From: Doug Ewell (doug@ewellic.org)
Date: Fri Oct 09 2009 - 23:17:18 CDT
I could be wrong, but I was quite sure that when Chat Depasucat asked
about UTF-8 and non-shortest forms, he was not talking about
normalization.
The rules about UTF-8 non-shortest forms are straightforward: you must
never generate them, and if you read one, you must detect it as invalid
and not treat it the same as if it were encoded correctly.

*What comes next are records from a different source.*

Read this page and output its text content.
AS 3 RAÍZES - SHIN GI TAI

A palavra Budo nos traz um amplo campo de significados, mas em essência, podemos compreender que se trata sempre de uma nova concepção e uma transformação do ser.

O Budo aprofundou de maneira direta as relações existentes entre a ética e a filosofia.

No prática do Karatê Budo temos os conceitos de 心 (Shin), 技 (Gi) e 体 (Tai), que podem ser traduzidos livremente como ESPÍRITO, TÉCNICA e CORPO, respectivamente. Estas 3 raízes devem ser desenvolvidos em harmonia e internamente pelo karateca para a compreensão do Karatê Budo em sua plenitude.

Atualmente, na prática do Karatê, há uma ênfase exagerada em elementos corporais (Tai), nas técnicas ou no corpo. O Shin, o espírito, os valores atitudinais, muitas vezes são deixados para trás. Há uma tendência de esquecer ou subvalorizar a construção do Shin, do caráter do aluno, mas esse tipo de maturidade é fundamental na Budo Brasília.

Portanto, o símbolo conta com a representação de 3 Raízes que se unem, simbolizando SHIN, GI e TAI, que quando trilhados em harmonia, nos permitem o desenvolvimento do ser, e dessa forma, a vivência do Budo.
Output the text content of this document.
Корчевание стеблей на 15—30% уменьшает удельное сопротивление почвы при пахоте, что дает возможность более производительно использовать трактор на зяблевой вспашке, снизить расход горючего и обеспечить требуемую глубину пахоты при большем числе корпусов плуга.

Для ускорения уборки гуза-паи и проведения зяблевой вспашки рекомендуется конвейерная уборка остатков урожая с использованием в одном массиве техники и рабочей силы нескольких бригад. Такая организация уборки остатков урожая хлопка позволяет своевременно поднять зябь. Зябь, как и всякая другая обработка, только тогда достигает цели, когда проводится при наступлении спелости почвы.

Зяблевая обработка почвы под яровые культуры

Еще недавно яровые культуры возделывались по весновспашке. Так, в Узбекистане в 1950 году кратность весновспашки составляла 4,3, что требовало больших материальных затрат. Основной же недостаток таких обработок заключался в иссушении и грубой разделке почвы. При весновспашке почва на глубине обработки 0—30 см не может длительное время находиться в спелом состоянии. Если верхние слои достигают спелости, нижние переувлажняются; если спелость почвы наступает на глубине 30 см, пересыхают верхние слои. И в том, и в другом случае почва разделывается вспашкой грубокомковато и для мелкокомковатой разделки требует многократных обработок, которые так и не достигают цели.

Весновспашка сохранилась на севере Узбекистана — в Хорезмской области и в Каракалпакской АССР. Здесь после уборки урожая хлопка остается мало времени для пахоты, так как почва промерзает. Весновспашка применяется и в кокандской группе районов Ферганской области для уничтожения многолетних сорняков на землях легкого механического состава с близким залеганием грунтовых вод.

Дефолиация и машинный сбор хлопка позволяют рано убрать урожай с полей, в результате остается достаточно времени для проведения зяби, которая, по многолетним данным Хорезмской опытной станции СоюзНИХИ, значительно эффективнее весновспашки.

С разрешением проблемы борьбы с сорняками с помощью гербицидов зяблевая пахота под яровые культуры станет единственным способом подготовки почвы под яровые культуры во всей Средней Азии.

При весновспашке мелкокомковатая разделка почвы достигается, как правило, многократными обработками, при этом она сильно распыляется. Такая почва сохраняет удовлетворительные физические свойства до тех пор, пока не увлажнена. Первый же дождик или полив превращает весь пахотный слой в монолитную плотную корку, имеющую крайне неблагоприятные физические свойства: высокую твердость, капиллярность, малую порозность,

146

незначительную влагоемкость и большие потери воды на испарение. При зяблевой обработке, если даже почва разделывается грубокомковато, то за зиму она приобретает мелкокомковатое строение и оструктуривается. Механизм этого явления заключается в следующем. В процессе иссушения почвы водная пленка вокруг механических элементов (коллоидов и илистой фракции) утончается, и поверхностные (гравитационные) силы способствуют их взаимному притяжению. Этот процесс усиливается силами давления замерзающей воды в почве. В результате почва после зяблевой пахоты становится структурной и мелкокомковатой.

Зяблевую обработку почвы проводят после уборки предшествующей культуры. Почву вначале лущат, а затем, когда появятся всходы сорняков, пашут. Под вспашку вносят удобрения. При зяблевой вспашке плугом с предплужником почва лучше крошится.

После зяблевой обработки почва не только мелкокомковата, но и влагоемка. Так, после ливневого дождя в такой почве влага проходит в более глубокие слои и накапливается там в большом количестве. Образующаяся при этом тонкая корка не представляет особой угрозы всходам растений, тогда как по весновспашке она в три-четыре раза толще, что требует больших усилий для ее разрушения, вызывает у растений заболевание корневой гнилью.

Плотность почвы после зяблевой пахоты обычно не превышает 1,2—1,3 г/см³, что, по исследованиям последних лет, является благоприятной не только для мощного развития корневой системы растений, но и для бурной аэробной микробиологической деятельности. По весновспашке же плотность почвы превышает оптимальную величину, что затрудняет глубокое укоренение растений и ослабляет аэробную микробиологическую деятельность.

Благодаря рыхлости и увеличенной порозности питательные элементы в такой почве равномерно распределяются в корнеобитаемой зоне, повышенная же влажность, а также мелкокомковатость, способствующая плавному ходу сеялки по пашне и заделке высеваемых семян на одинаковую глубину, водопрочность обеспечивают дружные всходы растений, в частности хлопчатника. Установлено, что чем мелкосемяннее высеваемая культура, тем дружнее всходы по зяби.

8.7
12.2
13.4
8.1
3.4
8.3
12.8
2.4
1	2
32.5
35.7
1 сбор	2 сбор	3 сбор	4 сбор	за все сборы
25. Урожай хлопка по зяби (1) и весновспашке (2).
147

Checking for
C0 and C1 is only part of the story; you must also detect these invalid
sequences:
* E0 followed by (80 through 9F)
* F0 followed by (80 through 8F)
* F4 followed by (90 through BF)
and, of course, any occurrence of F5 through FF. (You will not ever
find the 5- and 6-byte sequences that Eljay mentioned in real-world
data, though you might find them in laboratory conditions, such as
Markus Kuhn's test file at
http://www.cl.cam.ac.uk/~mgk25/ucs/examples/UTF-8-test.txt .)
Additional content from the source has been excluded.